Mistake: Using "Evil Regex" patterns found in online repositories.
Fix: Always test patterns from sites like RegExLib or OWASP against long, repetitive strings before using them in production.

Mistake: Assuming short inputs are safe.
Fix: A string as short as 30 characters can crash a server if the regex pattern is poorly designed.

Mistake: Failing to sanitize user-provided patterns.
Fix: Never allow a user to submit their own regular expression (Regex Injection) to your server without extreme restrictions.

Mistake: Relying solely on client-side validation.
Fix: Attackers can bypass browser checks. You must have security measures (like timeouts) on the server side as well.

Examples

Example scenario (The "a" Trap): An application uses the pattern ^(a+)+$. This looks for strings of "a" characters. If a user enters aaaaaaaaaaaaaaaaaaaaaaaa!, the server will enter an exponential loop trying to find a match that does not exist.

Example scenario (Email Validation): Many websites use complex patterns to validate emails. Some of these patterns, such as those found in early versions of popular libraries, contain sub-expressions that overlap. An attacker can provide an "email" with hundreds of characters that triggers a ReDoS.

FAQ

Is ReDoS the same as a DDoS attack? No. A DDoS attack uses thousands of computers to overwhelm a server with traffic. A ReDoS attack is more efficient; it often requires just one computer and one carefully crafted request to achieve a similar result.

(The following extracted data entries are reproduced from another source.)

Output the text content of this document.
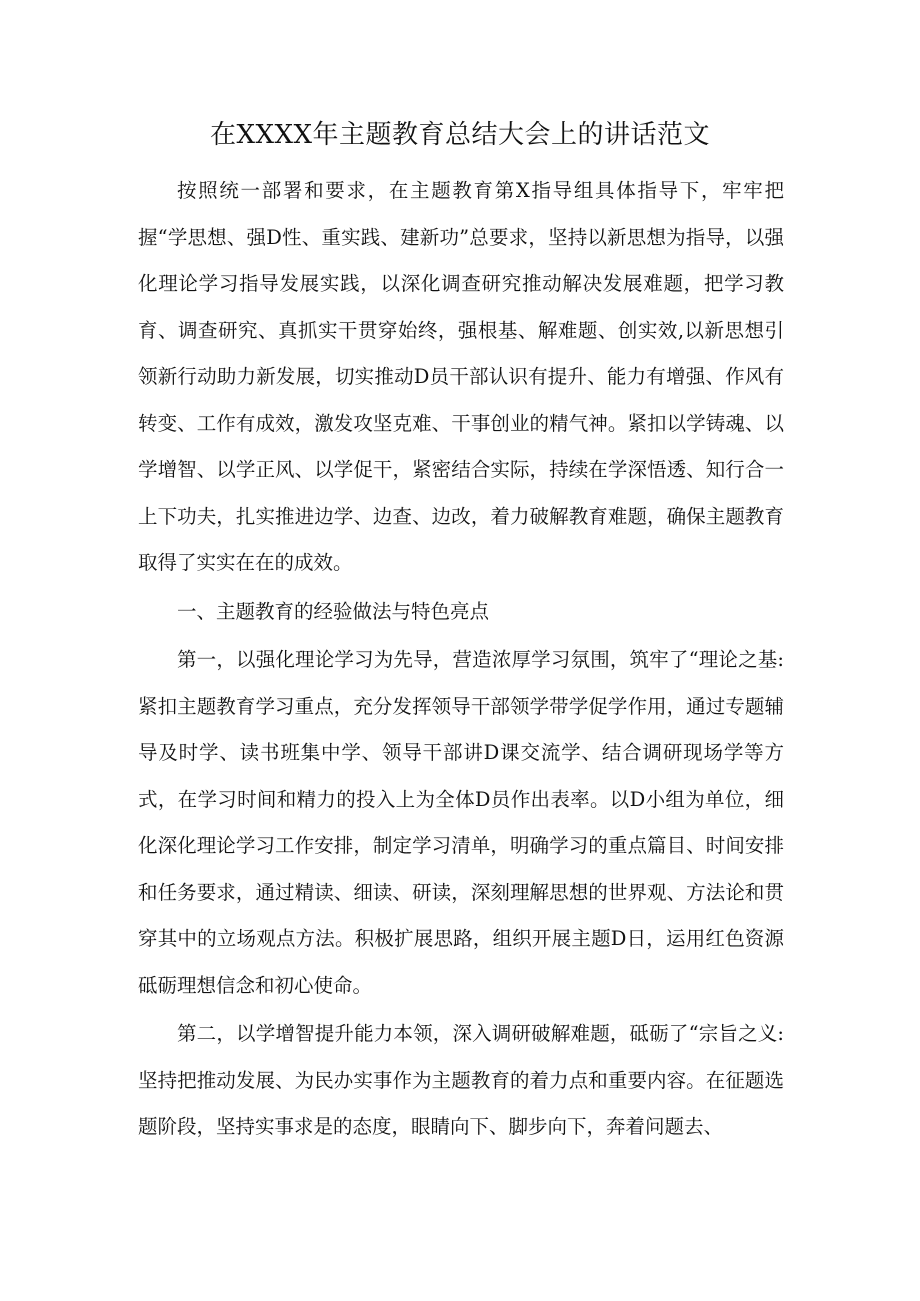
在XXXX年主题教育总结大会上的讲话范文

按照统一部署和要求，在主题教育第X指导组具体指导下，牢牢把握“学思想、强D性、重实践、建新功”总要求，坚持以新思想为指导，以强化理论学习指导发展实践，以深化调查研究推动解决发展难题，把学习教育、调查研究、真抓实干贯穿始终，强根基、解难题、创实效,以新思想引领新行动助力新发展，切实推动D员干部认识有提升、能力有增强、作风有转变、工作有成效，激发攻坚克难、干事创业的精气神。紧扣以学铸魂、以学增智、以学正风、以学促干，紧密结合实际，持续在学深悟透、知行合一上下功夫，扎实推进边学、边查、边改，着力破解教育难题，确保主题教育取得了实实在在的成效。

一、主题教育的经验做法与特色亮点

第一，以强化理论学习为先导，营造浓厚学习氛围，筑牢了“理论之基:紧扣主题教育学习重点，充分发挥领导干部领学带学促学作用，通过专题辅导及时学、读书班集中学、领导干部讲D课交流学、结合调研现场学等方式，在学习时间和精力的投入上为全体D员作出表率。以D小组为单位，细化深化理论学习工作安排，制定学习清单，明确学习的重点篇目、时间安排和任务要求，通过精读、细读、研读，深刻理解思想的世界观、方法论和贯穿其中的立场观点方法。积极扩展思路，组织开展主题D日，运用红色资源砥砺理想信念和初心使命。

第二，以学增智提升能力本领，深入调研破解难题，砥砺了“宗旨之义:坚持把推动发展、为民办实事作为主题教育的着力点和重要内容。在征题选题阶段，坚持实事求是的态度，眼睛向下、脚步向下，奔着问题去、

How do I know if my SEO tool is vulnerable? Look for features that allow custom search patterns or complex filtering. If the tool is built on languages like JavaScript, Python, or Java without specific "timeouts" for regex processing, it could be at risk.

Can a ReDoS attack steal my data? Usually, no. ReDoS is generally about availability. It "denies service" by making the server too busy to respond. However, the resulting crash might lead to other security vulnerabilities or sensitive data exposure if the system does not fail Gracefully.

Can ReDoS happen in a web browser? Yes. If a website uses an evil regex in its front-end code, an attacker can provide input that hangs the user's browser, making the page unresponsive.